Acompanhe a leitura do dia e também a Homilia do Padre Paulo Ricardo.
3ª feira da Semana Santa

31 de Março de 2026

Primeira Leitura
Leitura do Livro do Profeta IsaíasIs 49, 1-6

1Nações marinhas, ouvi-me, povos distantes, prestai atenção: o Senhor chamou-me antes de eu nascer, desde o ventre de minha mãe ele tinha na mente o meu nome; 2fez de minha palavra uma espada afiada, protegeu-me à sombra de sua mão e fez de mim uma flecha aguçada, escondida em sua aljava, 3e disse-me: “Tu és o meu Servo, Israel, em quem serei glorificado”. 4E eu disse: “Trabalhei em vão, gastei minhas forças sem fruto, inutilmente; entretanto o Senhor me fará justiça e o meu Deus me dará recompensa”. 5E agora diz-me o Senhor – ele que me preparou desde o nascimento para ser seu Servo – que eu recupere Jacó para ele e faça Israel unir-se a ele; aos olhos do Senhor esta é a minha glória.6Disse ele: “Não basta seres meu Servo para restaurar as tribos de Jacó e reconduzir os remanescentes de Israel: eu te farei luz das nações, para que minha salvação chegue até aos confins da terra”.

Salmo Responsorial
Minha boca anunciará vossa justiça.Sl 70(71),1-2.3-4a.5-6ab.15.17

Minha boca anunciará vossa justiça.

1 Eu procuro meu refúgio em vós, Senhor: *
que eu não seja envergonhado para sempre!
2 Porque sois justo, defendei-me e libertai-me! *
Escutai a minha voz, vinde salvar-me!

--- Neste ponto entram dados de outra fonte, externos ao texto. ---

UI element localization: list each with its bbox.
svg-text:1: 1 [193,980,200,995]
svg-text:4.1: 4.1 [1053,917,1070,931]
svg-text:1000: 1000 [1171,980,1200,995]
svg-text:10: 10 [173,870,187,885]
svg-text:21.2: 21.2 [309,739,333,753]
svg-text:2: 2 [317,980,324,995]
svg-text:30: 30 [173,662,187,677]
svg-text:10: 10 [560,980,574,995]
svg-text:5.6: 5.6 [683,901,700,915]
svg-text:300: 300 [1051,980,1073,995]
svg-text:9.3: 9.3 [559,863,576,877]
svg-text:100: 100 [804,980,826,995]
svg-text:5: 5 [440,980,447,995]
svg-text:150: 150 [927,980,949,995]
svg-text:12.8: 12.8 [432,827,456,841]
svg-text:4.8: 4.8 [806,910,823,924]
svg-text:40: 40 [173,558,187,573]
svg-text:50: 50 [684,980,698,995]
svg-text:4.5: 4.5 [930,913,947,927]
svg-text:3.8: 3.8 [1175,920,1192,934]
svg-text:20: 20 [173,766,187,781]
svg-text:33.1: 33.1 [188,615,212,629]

R.

3 Sede uma rocha protetora para mim, *
um abrigo bem seguro que me salve!
Porque sois a minha força e meu amparo, †
o meu refúgio, proteção e segurança!
4a Libertai-me, ó meu Deus, das mãos do ímpio. R.

5 Porque sois, ó Senhor Deus, minha esperança, *
em vós confio desde a minha juventude!
6a Sois meu apoio desde antes que eu nascesse, *
b desde o seio maternal, o meu amparo. R.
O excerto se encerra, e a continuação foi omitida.